People

Petit Mandelha et Waza No Limite en guerre ? La déclaration de Petit Mandelha qui explique tout ! 

Publié

// le

Le showbiz gabonais assiste actuellement à une guéguerre entre deux jeunes artistes : Petit Mandelha et Waza No Limit. Les deux acteurs de la Ntcham sont à couteaux tirés sur une histoire d’égo. Tout est parti d’une déclaration de Waza No Limit selon laquelle il allait tabasser Petit Mandelha à leur prochaine rencontre à cause de son manque de respect. Ma réaction de Petit Mandelha ne s’est pas fait attendre.

« Toi, tu me dis que tu vas me faire du mal.
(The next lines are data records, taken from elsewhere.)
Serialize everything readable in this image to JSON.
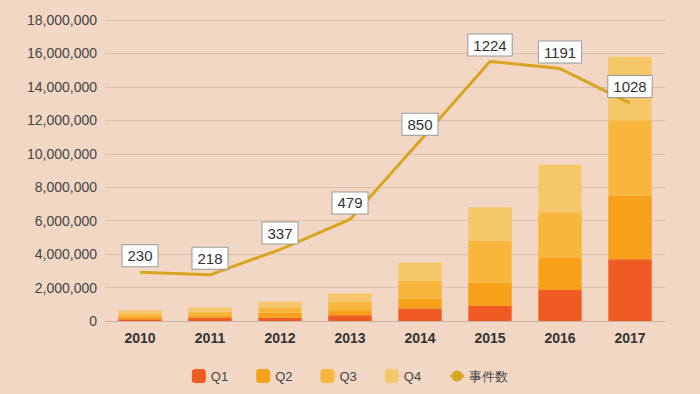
{
  "chart_data": {
    "type": "bar",
    "stacked": true,
    "grid": true,
    "legend": "bottom",
    "tick_labels": "y",
    "categories": [
      "2010",
      "2011",
      "2012",
      "2013",
      "2014",
      "2015",
      "2016",
      "2017"
    ],
    "ylim": [
      0,
      18000000
    ],
    "yticks": [
      0,
      {
        "value": 2000000,
        "label": "2,000,000"
      },
      {
        "value": 4000000,
        "label": "4,000,000"
      },
      {
        "value": 6000000,
        "label": "6,000,000"
      },
      {
        "value": 8000000,
        "label": "8,000,000"
      },
      {
        "value": 10000000,
        "label": "10,000,000"
      },
      {
        "value": 12000000,
        "label": "12,000,000"
      },
      {
        "value": 14000000,
        "label": "14,000,000"
      },
      {
        "value": 16000000,
        "label": "16,000,000"
      },
      {
        "value": 18000000,
        "label": "18,000,000"
      }
    ],
    "y2lim": [
      0,
      1420
    ],
    "series": [
      {
        "name": "Q1",
        "color": "#f05a23",
        "values": [
          100000,
          200000,
          200000,
          350000,
          750000,
          900000,
          1850000,
          3700000
        ]
      },
      {
        "name": "Q2",
        "color": "#f7a019",
        "values": [
          150000,
          150000,
          300000,
          300000,
          600000,
          1400000,
          1950000,
          3800000
        ]
      },
      {
        "name": "Q3",
        "color": "#f8b73c",
        "values": [
          200000,
          200000,
          300000,
          500000,
          1050000,
          2500000,
          2700000,
          4500000
        ]
      },
      {
        "name": "Q4",
        "color": "#f5c66a",
        "values": [
          200000,
          250000,
          350000,
          500000,
          1100000,
          2000000,
          2850000,
          3800000
        ]
      },
      {
        "name": "事件数",
        "type": "line",
        "axis": "y2",
        "color": "#d9a521",
        "marker": "none",
        "data_labels": true,
        "values": [
          230,
          218,
          337,
          479,
          850,
          1224,
          1191,
          1028
        ]
      }
    ]
  }
}
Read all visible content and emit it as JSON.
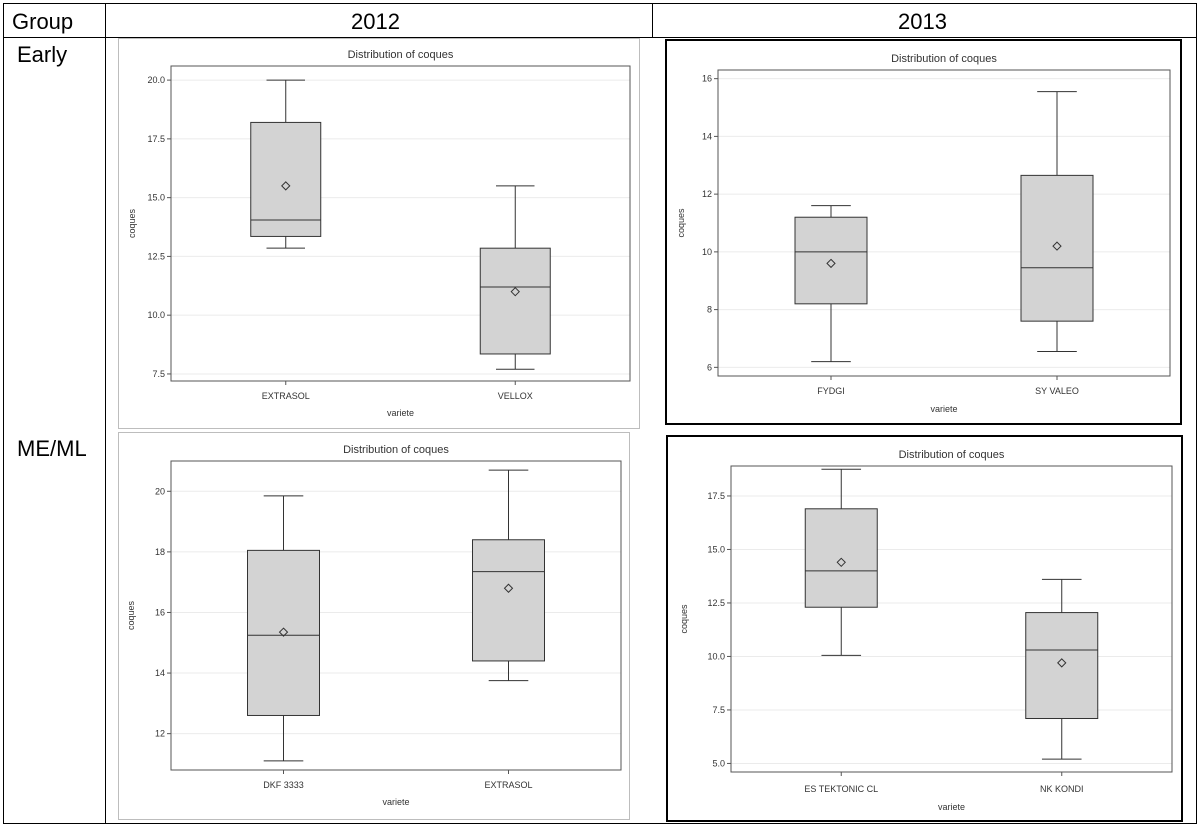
{
  "table": {
    "header_group": "Group",
    "header_col1": "2012",
    "header_col2": "2013",
    "row1_label": "Early",
    "row2_label": "ME/ML"
  },
  "chart_data": [
    {
      "type": "boxplot",
      "title": "Distribution of coques",
      "xlabel": "variete",
      "ylabel": "coques",
      "ylim": [
        7.2,
        20.6
      ],
      "yticks": [
        7.5,
        10.0,
        12.5,
        15.0,
        17.5,
        20.0
      ],
      "ytick_labels": [
        "7.5",
        "10.0",
        "12.5",
        "15.0",
        "17.5",
        "20.0"
      ],
      "categories": [
        "EXTRASOL",
        "VELLOX"
      ],
      "boxes": [
        {
          "min": 12.85,
          "q1": 13.35,
          "median": 14.05,
          "q3": 18.2,
          "max": 20.0,
          "mean": 15.5
        },
        {
          "min": 7.7,
          "q1": 8.35,
          "median": 11.2,
          "q3": 12.85,
          "max": 15.5,
          "mean": 11.0
        }
      ],
      "frame": "light"
    },
    {
      "type": "boxplot",
      "title": "Distribution of coques",
      "xlabel": "variete",
      "ylabel": "coques",
      "ylim": [
        5.7,
        16.3
      ],
      "yticks": [
        6,
        8,
        10,
        12,
        14,
        16
      ],
      "ytick_labels": [
        "6",
        "8",
        "10",
        "12",
        "14",
        "16"
      ],
      "categories": [
        "FYDGI",
        "SY VALEO"
      ],
      "boxes": [
        {
          "min": 6.2,
          "q1": 8.2,
          "median": 10.0,
          "q3": 11.2,
          "max": 11.6,
          "mean": 9.6
        },
        {
          "min": 6.55,
          "q1": 7.6,
          "median": 9.45,
          "q3": 12.65,
          "max": 15.55,
          "mean": 10.2
        }
      ],
      "frame": "bold"
    },
    {
      "type": "boxplot",
      "title": "Distribution of coques",
      "xlabel": "variete",
      "ylabel": "coques",
      "ylim": [
        10.8,
        21.0
      ],
      "yticks": [
        12,
        14,
        16,
        18,
        20
      ],
      "ytick_labels": [
        "12",
        "14",
        "16",
        "18",
        "20"
      ],
      "categories": [
        "DKF 3333",
        "EXTRASOL"
      ],
      "boxes": [
        {
          "min": 11.1,
          "q1": 12.6,
          "median": 15.25,
          "q3": 18.05,
          "max": 19.85,
          "mean": 15.35
        },
        {
          "min": 13.75,
          "q1": 14.4,
          "median": 17.35,
          "q3": 18.4,
          "max": 20.7,
          "mean": 16.8
        }
      ],
      "frame": "light"
    },
    {
      "type": "boxplot",
      "title": "Distribution of coques",
      "xlabel": "variete",
      "ylabel": "coques",
      "ylim": [
        4.6,
        18.9
      ],
      "yticks": [
        5.0,
        7.5,
        10.0,
        12.5,
        15.0,
        17.5
      ],
      "ytick_labels": [
        "5.0",
        "7.5",
        "10.0",
        "12.5",
        "15.0",
        "17.5"
      ],
      "categories": [
        "ES TEKTONIC CL",
        "NK KONDI"
      ],
      "boxes": [
        {
          "min": 10.05,
          "q1": 12.3,
          "median": 14.0,
          "q3": 16.9,
          "max": 18.75,
          "mean": 14.4
        },
        {
          "min": 5.2,
          "q1": 7.1,
          "median": 10.3,
          "q3": 12.05,
          "max": 13.6,
          "mean": 9.7
        }
      ],
      "frame": "bold"
    }
  ]
}
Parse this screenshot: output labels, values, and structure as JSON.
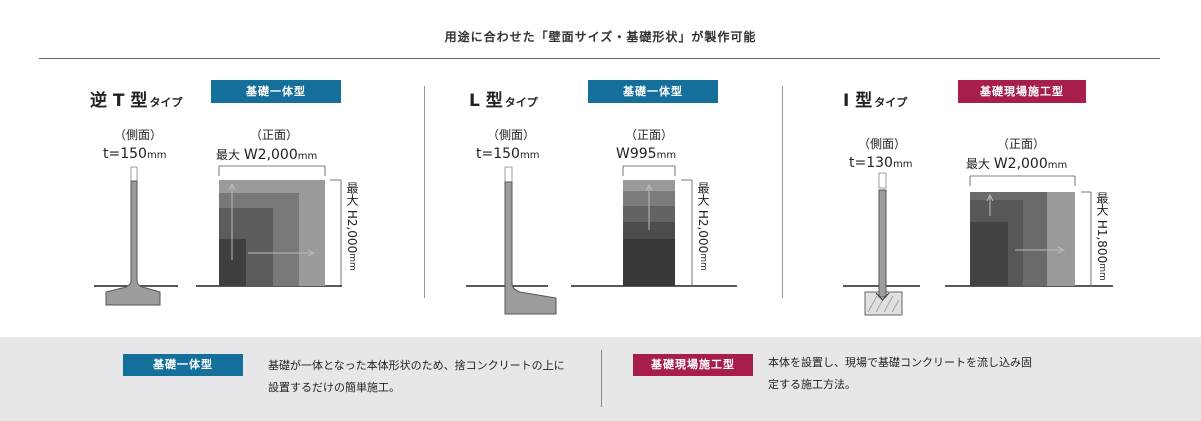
{
  "heading": "用途に合わせた「壁面サイズ・基礎形状」が製作可能",
  "types": [
    {
      "title_main": "逆 T 型",
      "title_sub": "タイプ",
      "badge": "基礎一体型",
      "side_label": "（側面）",
      "side_thickness": "t=150",
      "front_label": "（正面）",
      "front_width_prefix": "最大 ",
      "front_width": "W2,000",
      "height_prefix": "最大 ",
      "height": "H2,000",
      "unit": "mm"
    },
    {
      "title_main": "L 型",
      "title_sub": "タイプ",
      "badge": "基礎一体型",
      "side_label": "（側面）",
      "side_thickness": "t=150",
      "front_label": "（正面）",
      "front_width": "W995",
      "height_prefix": "最大 ",
      "height": "H2,000",
      "unit": "mm"
    },
    {
      "title_main": "I 型",
      "title_sub": "タイプ",
      "badge": "基礎現場施工型",
      "side_label": "（側面）",
      "side_thickness": "t=130",
      "front_label": "（正面）",
      "front_width_prefix": "最大 ",
      "front_width": "W2,000",
      "height_prefix": "最大 ",
      "height": "H1,800",
      "unit": "mm"
    }
  ],
  "footer": {
    "left_badge": "基礎一体型",
    "left_desc_line1": "基礎が一体となった本体形状のため、捨コンクリートの上に",
    "left_desc_line2": "設置するだけの簡単施工。",
    "right_badge": "基礎現場施工型",
    "right_desc_line1": "本体を設置し、現場で基礎コンクリートを流し込み固",
    "right_desc_line2": "定する施工方法。"
  },
  "colors": {
    "badge_blue": "#146f9b",
    "badge_red": "#a71e4d",
    "footer_bg": "#e7e7e9"
  }
}
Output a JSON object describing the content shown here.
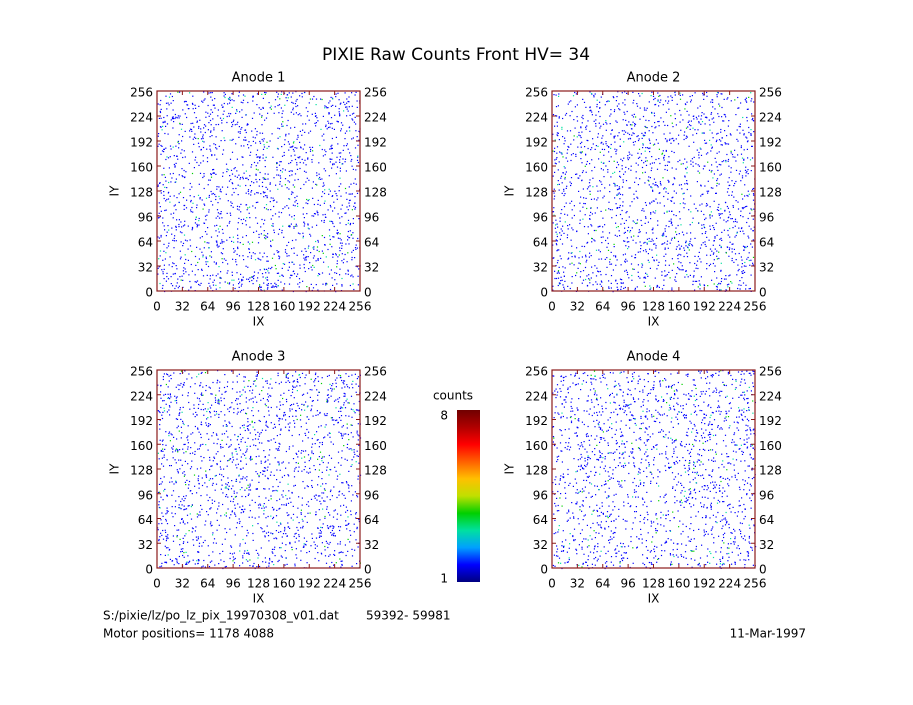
{
  "title": "PIXIE Raw Counts Front HV= 34",
  "chart_data": [
    {
      "type": "heatmap",
      "title": "Anode 1",
      "x_label": "IX",
      "y_label": "IY",
      "xlim": [
        0,
        256
      ],
      "ylim": [
        0,
        256
      ],
      "xticks": [
        0,
        32,
        64,
        96,
        128,
        160,
        192,
        224,
        256
      ],
      "yticks": [
        0,
        32,
        64,
        96,
        128,
        160,
        192,
        224,
        256
      ]
    },
    {
      "type": "heatmap",
      "title": "Anode 2",
      "x_label": "IX",
      "y_label": "IY",
      "xlim": [
        0,
        256
      ],
      "ylim": [
        0,
        256
      ],
      "xticks": [
        0,
        32,
        64,
        96,
        128,
        160,
        192,
        224,
        256
      ],
      "yticks": [
        0,
        32,
        64,
        96,
        128,
        160,
        192,
        224,
        256
      ]
    },
    {
      "type": "heatmap",
      "title": "Anode 3",
      "x_label": "IX",
      "y_label": "IY",
      "xlim": [
        0,
        256
      ],
      "ylim": [
        0,
        256
      ],
      "xticks": [
        0,
        32,
        64,
        96,
        128,
        160,
        192,
        224,
        256
      ],
      "yticks": [
        0,
        32,
        64,
        96,
        128,
        160,
        192,
        224,
        256
      ]
    },
    {
      "type": "heatmap",
      "title": "Anode 4",
      "x_label": "IX",
      "y_label": "IY",
      "xlim": [
        0,
        256
      ],
      "ylim": [
        0,
        256
      ],
      "xticks": [
        0,
        32,
        64,
        96,
        128,
        160,
        192,
        224,
        256
      ],
      "yticks": [
        0,
        32,
        64,
        96,
        128,
        160,
        192,
        224,
        256
      ]
    }
  ],
  "colorbar": {
    "label": "counts",
    "lim": [
      1,
      8
    ],
    "ticks": [
      1,
      8
    ],
    "colors": [
      "#000080",
      "#0000ff",
      "#00a0ff",
      "#00e0a0",
      "#00d000",
      "#c0e000",
      "#ffc000",
      "#ff6000",
      "#ff0000",
      "#b00000",
      "#700000"
    ]
  },
  "footer": {
    "file": "S:/pixie/lz/po_lz_pix_19970308_v01.dat",
    "range": "59392- 59981",
    "motor": "Motor positions= 1178 4088",
    "date": "11-Mar-1997"
  }
}
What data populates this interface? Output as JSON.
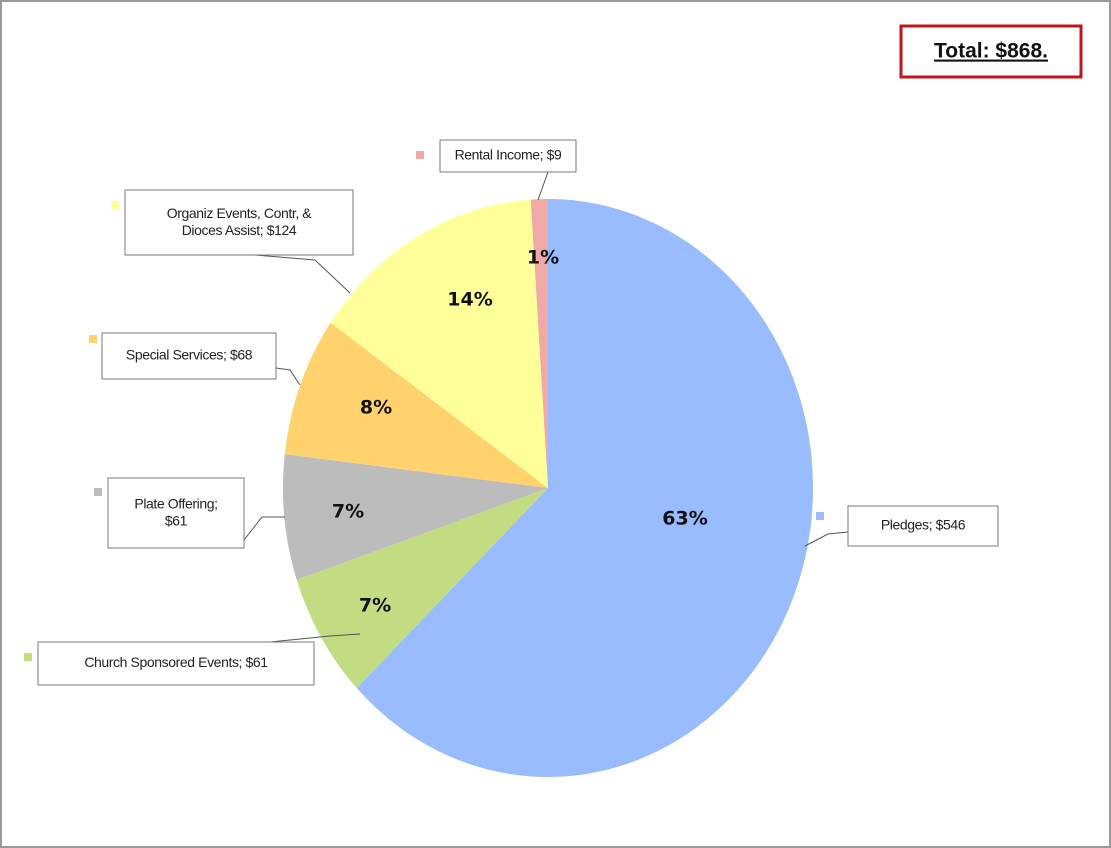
{
  "chart_data": {
    "type": "pie",
    "total_label": "Total: $868.",
    "labels": [
      "Pledges; $546",
      "Church Sponsored Events; $61",
      "Plate Offering;\n$61",
      "Special Services; $68",
      "Organiz Events, Contr, &\nDioces Assist; $124",
      "Rental Income; $9"
    ],
    "values": [
      546,
      61,
      61,
      68,
      124,
      9
    ],
    "percents": [
      63,
      7,
      7,
      8,
      14,
      1
    ],
    "percent_labels": [
      "63%",
      "7%",
      "7%",
      "8%",
      "14%",
      "1%"
    ],
    "colors": [
      "#99bbff",
      "#c2dc82",
      "#bcbcbc",
      "#ffd26e",
      "#ffff99",
      "#f0a8a8"
    ]
  }
}
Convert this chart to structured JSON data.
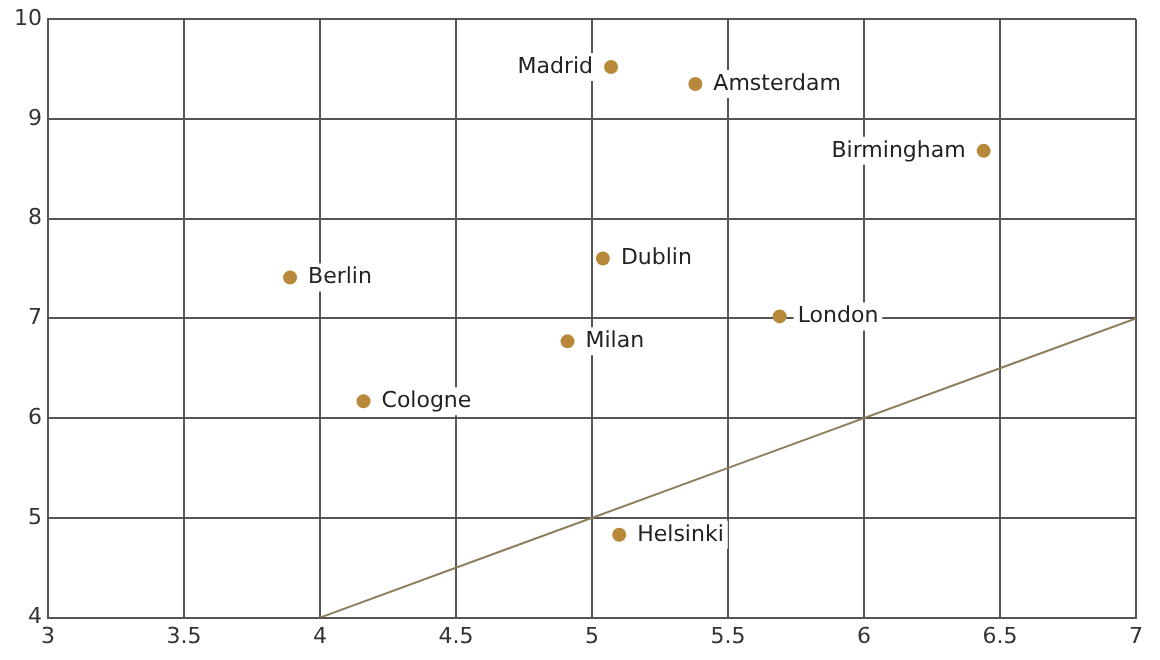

Tu peux me faire du mal ? On s’est vu deux fois. Une fois chez Thanos et une autre fois lors d’un tournage de clip de Niapo Niapo, mais tu ‘ ne m’as rien dit. C’est quand tu es allé à la baie des bois que tu dis devant les gens que tu vas me bastonner. Toi tu peux me bastonner ? Moi, je ne suis pas vos petits mougous (clochards). Je t’ai beaucoup respecté et j’ai aimé ta musique. Mais tu veux me prouver que tu es un bandit. Je m’en fous du banditisme des gens. Nous tous, on est des bandits. », a déclaré Petit Mandelha.

https://www.facebook.com/share/v/1PS8sMq7e4/

Cette sortie virulente de Petit Mandelha a immédiatement embrasé les réseaux sociaux, divisant les fans de la scène musicale gabonaise. Si certains internautes y voient une stratégie de communication bien huilée pour accroître la visibilité des deux artistes avant leurs prochaines sorties musicales, d’autres craignent que cette escalade verbale ne dépasse le cadre artistique. Les commentaires sous la vidéo témoignent d’une inquiétude réelle, alors que la communauté de la Ntcham se retrouve prise à partie dans ce conflit qui semble désormais occulter le talent pur au profit du clash.

Face à cette tension palpable, le monde du showbiz local s’interroge sur l’issue de cette confrontation. Alors que Waza No Limit n’a pas encore apporté de réponse officielle à cette mise au point, le débat sur les limites du comportement des artistes en public est relancé. Pour beaucoup d’observateurs, il est urgent que les deux protagonistes retrouvent la raison pour préserver l’image de leur discipline, au risque de voir leur crédibilité artistique entachée par ces querelles stériles qui n’apportent aucune valeur ajoutée à la culture urbaine gabonaise.